VSI (VXLAN Service Instance) mode

VLAN mode


VLAN mode is very simple - you just map the VNI to VLAN directly under VLAN configuration:


*snip*


vlan <>

vn-segment <>


*snip*


VSI mode requires more work - you need to create an encapsulation profile, BDs and map VLAN to VNIs with the help of these. The concept of BD here is different from the existing concept of hw BDs for VLANs. Bridge-domains, in the case of VXLAN, is purely a software concept.

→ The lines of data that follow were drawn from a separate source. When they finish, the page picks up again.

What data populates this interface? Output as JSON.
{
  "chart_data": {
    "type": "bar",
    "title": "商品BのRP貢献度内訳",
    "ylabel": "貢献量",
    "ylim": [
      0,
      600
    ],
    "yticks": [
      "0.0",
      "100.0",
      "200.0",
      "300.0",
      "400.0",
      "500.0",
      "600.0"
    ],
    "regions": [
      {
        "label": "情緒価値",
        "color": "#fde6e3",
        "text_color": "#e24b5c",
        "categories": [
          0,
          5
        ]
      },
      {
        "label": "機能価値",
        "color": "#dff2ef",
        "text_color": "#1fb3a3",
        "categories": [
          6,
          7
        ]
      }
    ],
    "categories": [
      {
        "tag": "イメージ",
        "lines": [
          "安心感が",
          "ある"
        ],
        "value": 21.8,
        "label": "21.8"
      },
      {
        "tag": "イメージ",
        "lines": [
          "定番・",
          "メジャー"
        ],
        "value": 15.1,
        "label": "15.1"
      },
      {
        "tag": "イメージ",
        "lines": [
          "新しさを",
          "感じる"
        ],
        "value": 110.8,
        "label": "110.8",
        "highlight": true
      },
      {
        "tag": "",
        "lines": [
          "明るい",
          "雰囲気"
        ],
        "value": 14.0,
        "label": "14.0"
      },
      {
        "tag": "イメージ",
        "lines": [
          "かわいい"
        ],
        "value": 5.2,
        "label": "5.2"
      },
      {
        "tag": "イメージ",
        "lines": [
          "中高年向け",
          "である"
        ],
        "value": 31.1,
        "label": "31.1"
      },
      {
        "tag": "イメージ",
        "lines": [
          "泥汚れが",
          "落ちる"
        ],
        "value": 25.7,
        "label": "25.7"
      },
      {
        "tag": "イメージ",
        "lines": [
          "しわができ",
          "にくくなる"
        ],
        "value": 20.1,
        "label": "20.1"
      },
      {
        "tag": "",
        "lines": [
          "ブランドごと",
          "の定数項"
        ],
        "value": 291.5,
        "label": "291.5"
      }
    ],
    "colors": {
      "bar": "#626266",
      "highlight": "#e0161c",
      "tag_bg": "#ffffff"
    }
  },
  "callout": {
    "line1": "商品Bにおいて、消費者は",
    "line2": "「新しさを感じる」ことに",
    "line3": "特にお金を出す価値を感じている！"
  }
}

We need to create a service instance under the ports facing the end hosts on the leaf switches (VTEPs). An encapsulation profile is then mapped to the service instance, with the encapsulation profile itself defining what VLAN is mapped to what VNI. A simple example (not from this topology):


LEAF# show running-config interface Ethernet1/41


interface Ethernet1/41

description Spirent 7/10

no shutdown

service instance 1 vni

no shutdown

encapsulation profile vsi_std default


Notice how there is no defined access/trunk configuration on this port. So, does this mean the packet should always come in tagged with the appropriate VLAN ID? Yes, it does. The service instance relies on the dot1q ID to map the VLAN to its associated VNI. This is designed with the understanding of how VMs typically work - one physical box may have multiple VMs with each VM potentially being in a different VLAN. The packets would come out tagged from this box, depending on which VM is sending the packet (VLAN ID for that VM would be added) to the dot1q header.


You can also define a specific VNI for untagged packets:


N7K1-LEAF1(config)# encapsulation profile vni VLAN_10_to_VNI_777710

N7K1-LEAF1(config-vni-encap-prof)# ?


dot1q Encapsulation Dot1q under service instance

no Negate a command or set its defaults

untagged Untagged frame vni mapping <====== for untagged packets

end Go to exec mode

exit Exit from command interpreter

pop Pop mode from stack or restore from name

push Push current mode to stack or save it under name

where Shows the cli context you are in


Let’s go ahead and do this step by step now:


First, create an encapsulation profile that will map VLAN 10 to VNI 777710.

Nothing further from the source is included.